Taking defendant’s driver’s license back to the patrol car to run it is a seizure of the person and not de minimus under Rodriguez. Reasonable suspicion is required. State v. Leak, 2015 N.C. App. LEXIS 445 (June 2, 2015) (2-1):

When a law enforcement officer took defendant’s driver’s license to the officer’s patrol vehicle to conduct computer research into the status of defendant’s driver’s license, this amounted to a seizure under the Fourth Amendment to the U.S. Constitution. In Rodriguez v. United States, __ U.S. __, 191 L. Ed. 2d 492, 135 S. Ct. 1609 (2015), the United States Supreme Court rejected the argument that an otherwise unconstitutional seizure may be justified simply by characterizing it as a brief or “de minimus” violation of a defendant’s rights under the Fourth Amendment.

. . .

… On the basis of Chief Gallimore’s testimony, the holding of Jackson, and our analysis of the totality of the circumstances, we hold that a seizure occurred when Chief Gallimore took defendant’s license back to his patrol car. The trial court erred in ruling that defendant was not seized.

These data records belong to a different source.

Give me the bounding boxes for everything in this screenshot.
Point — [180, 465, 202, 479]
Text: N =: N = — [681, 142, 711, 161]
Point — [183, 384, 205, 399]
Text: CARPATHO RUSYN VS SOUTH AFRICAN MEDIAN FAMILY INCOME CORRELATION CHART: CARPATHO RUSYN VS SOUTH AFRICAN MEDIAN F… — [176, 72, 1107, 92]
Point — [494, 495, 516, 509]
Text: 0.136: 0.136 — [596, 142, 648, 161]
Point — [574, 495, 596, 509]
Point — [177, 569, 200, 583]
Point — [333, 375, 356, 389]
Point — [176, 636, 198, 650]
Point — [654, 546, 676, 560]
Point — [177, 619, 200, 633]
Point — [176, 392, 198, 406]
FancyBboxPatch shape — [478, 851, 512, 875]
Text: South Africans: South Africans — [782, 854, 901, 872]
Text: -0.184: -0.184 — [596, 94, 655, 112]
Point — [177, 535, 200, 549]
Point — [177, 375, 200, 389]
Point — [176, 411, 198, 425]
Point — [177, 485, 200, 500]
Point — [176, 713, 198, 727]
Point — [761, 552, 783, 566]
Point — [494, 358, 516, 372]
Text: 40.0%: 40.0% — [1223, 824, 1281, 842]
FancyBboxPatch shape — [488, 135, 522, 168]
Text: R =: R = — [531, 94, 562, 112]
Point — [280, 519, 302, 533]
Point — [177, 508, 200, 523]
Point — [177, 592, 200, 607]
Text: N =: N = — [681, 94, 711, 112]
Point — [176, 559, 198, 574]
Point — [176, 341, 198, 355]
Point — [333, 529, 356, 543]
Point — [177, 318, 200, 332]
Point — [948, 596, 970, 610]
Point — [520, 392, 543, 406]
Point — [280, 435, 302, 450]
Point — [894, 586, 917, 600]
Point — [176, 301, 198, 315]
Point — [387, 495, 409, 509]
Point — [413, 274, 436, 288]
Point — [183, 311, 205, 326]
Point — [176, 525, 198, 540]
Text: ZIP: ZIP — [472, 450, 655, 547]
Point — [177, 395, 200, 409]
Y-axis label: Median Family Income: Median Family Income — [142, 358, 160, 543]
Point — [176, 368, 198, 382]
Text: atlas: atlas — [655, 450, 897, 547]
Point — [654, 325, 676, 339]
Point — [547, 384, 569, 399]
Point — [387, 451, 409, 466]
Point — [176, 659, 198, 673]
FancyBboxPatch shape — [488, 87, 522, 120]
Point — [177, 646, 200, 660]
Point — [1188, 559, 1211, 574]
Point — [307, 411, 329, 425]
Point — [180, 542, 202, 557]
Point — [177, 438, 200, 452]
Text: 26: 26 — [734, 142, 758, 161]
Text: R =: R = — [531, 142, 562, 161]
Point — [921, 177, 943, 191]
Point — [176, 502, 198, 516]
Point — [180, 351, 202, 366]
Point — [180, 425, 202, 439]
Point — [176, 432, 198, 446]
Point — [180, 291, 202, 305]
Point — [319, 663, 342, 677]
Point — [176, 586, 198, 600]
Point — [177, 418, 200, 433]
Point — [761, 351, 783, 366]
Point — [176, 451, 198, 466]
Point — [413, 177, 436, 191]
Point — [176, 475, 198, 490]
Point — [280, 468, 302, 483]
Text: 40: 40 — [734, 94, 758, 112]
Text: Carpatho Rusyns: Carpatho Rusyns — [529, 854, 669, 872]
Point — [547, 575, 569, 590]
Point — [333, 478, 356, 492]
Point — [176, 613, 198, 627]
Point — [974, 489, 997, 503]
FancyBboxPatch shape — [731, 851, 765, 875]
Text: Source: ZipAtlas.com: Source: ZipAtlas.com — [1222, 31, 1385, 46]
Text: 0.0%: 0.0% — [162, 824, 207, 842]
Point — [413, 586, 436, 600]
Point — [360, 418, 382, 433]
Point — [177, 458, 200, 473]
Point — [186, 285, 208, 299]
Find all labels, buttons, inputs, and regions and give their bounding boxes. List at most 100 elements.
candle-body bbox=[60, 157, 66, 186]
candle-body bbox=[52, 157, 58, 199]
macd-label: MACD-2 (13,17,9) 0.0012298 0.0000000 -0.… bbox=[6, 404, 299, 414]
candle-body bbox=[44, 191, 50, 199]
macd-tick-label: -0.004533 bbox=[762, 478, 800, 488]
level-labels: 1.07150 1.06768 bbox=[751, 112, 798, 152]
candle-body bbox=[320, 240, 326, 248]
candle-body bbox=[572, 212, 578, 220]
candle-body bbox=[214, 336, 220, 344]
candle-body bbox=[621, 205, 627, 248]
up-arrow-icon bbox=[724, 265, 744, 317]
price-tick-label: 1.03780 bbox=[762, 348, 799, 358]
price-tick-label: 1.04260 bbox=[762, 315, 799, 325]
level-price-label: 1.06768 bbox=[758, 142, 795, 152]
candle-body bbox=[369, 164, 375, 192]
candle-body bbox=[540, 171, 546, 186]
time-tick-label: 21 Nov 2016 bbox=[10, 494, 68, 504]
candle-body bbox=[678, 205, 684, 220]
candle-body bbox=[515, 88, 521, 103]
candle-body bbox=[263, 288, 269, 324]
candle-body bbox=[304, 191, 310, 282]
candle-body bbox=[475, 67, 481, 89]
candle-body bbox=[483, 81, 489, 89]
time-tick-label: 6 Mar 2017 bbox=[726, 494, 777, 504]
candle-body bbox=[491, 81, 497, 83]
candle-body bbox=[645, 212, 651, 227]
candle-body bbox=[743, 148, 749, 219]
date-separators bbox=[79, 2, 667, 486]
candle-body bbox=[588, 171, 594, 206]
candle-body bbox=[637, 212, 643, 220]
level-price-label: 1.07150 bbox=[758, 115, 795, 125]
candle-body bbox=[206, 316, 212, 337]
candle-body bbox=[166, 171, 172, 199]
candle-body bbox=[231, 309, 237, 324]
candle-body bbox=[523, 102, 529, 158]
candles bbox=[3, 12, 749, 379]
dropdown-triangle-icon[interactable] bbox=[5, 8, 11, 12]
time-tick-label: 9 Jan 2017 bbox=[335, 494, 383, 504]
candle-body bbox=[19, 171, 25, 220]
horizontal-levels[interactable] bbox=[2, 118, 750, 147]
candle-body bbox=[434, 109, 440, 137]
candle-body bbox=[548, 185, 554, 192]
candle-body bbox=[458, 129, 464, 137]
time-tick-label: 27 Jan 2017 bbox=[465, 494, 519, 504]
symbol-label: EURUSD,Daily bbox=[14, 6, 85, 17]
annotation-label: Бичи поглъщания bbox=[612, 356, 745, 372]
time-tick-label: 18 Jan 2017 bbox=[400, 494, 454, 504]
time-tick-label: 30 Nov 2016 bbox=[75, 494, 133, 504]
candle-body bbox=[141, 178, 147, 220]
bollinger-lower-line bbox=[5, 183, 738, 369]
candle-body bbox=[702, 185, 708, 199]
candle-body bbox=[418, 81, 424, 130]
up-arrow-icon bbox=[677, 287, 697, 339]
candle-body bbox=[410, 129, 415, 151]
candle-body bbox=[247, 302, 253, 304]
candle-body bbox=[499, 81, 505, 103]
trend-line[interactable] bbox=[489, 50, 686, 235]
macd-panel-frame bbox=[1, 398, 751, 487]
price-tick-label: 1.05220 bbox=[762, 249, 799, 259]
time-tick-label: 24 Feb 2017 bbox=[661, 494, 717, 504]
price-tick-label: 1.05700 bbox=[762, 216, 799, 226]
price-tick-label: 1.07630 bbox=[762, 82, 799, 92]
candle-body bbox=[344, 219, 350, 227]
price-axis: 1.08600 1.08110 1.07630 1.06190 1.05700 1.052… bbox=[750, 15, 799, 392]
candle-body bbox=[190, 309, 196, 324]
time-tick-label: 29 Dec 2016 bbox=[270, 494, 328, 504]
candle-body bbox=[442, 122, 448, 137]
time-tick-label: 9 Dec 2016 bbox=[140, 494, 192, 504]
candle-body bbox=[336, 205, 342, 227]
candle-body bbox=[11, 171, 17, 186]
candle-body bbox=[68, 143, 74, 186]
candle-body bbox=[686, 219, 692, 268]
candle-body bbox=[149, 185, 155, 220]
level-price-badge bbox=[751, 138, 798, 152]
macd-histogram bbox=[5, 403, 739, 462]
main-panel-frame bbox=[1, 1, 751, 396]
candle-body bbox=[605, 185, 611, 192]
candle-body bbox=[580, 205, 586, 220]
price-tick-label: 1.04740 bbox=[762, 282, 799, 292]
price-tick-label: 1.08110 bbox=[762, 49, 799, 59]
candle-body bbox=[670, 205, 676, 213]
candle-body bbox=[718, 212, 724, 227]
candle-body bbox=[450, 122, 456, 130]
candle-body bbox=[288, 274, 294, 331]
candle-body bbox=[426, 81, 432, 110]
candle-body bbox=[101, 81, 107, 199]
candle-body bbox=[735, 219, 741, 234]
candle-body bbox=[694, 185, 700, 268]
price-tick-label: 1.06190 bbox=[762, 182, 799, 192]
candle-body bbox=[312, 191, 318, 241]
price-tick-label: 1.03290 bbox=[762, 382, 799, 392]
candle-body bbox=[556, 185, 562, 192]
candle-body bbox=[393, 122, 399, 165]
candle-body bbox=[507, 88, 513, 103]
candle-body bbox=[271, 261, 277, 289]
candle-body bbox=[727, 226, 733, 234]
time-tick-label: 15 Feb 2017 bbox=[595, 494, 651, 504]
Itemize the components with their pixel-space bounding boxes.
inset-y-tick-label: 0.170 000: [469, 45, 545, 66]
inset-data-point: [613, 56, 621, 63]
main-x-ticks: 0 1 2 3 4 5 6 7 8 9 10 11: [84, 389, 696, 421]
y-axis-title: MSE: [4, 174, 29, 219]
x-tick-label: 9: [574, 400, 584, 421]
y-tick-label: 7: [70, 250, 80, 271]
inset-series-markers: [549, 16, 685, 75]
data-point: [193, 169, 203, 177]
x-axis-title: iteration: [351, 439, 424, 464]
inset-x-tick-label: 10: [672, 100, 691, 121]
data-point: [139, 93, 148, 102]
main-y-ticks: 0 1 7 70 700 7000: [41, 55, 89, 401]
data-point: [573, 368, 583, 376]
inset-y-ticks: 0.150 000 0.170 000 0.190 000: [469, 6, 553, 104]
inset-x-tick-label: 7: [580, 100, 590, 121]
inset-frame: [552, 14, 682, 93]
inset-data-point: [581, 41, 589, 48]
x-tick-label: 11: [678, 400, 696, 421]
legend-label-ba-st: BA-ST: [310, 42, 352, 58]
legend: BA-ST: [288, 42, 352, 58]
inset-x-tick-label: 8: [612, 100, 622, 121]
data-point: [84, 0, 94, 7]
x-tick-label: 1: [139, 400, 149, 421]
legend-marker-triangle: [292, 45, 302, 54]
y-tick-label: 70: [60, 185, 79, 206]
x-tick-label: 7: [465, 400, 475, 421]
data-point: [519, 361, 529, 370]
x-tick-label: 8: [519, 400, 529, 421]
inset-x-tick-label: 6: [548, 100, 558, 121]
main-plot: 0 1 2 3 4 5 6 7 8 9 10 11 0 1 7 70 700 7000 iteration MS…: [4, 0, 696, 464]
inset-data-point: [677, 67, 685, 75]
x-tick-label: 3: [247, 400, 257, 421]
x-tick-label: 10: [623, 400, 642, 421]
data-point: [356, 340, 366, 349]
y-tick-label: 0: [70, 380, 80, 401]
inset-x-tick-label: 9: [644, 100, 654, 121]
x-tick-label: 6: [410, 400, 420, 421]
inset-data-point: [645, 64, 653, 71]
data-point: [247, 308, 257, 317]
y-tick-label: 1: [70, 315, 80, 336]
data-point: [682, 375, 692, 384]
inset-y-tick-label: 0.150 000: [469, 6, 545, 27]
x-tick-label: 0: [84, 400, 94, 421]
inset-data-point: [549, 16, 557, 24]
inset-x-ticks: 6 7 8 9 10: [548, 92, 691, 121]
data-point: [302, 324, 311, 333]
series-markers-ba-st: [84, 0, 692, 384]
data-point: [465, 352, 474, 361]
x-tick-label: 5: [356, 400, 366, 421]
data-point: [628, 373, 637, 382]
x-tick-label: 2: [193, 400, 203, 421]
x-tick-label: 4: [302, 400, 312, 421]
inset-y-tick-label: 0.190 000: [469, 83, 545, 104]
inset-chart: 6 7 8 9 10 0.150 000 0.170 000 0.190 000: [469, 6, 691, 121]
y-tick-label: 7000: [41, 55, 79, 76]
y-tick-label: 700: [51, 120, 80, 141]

Our conclusion is neither novel nor unusual. See, e.g., United States v. Jones, 701 F.3d 1300, 1315 (10th Cir. Kan. 2012) (“the government acknowledges that Mr. Jones was seized once the officers took Mr. Jones’s license and proceeded to conduct a records check based upon it”) (citing United States v. Lambert, 46 F.3d 1064, 1068 (10th Cir. 1995)); United States v. Farrior, 535 F.3d 210, 219 (4th Cir. 2008) (“The fact that Officer Morris had returned Farrior’s license and registration also strongly indicates that the encounter was consensual and that no seizure occurred within the meaning of the Fourth Amendment.”); and Liberal v. Estrada, 632 F.3d 1064, 1083 (9th Cir. 2011) (noting that the case before it was “like [United States v.] ChanJimenez, 125 F.3d [1324,] 1326 [(9th Cir. 1997)] in which we held that the motorist had been seized because the police officer had retained possession of his driver’s license and vehicle’s registration”).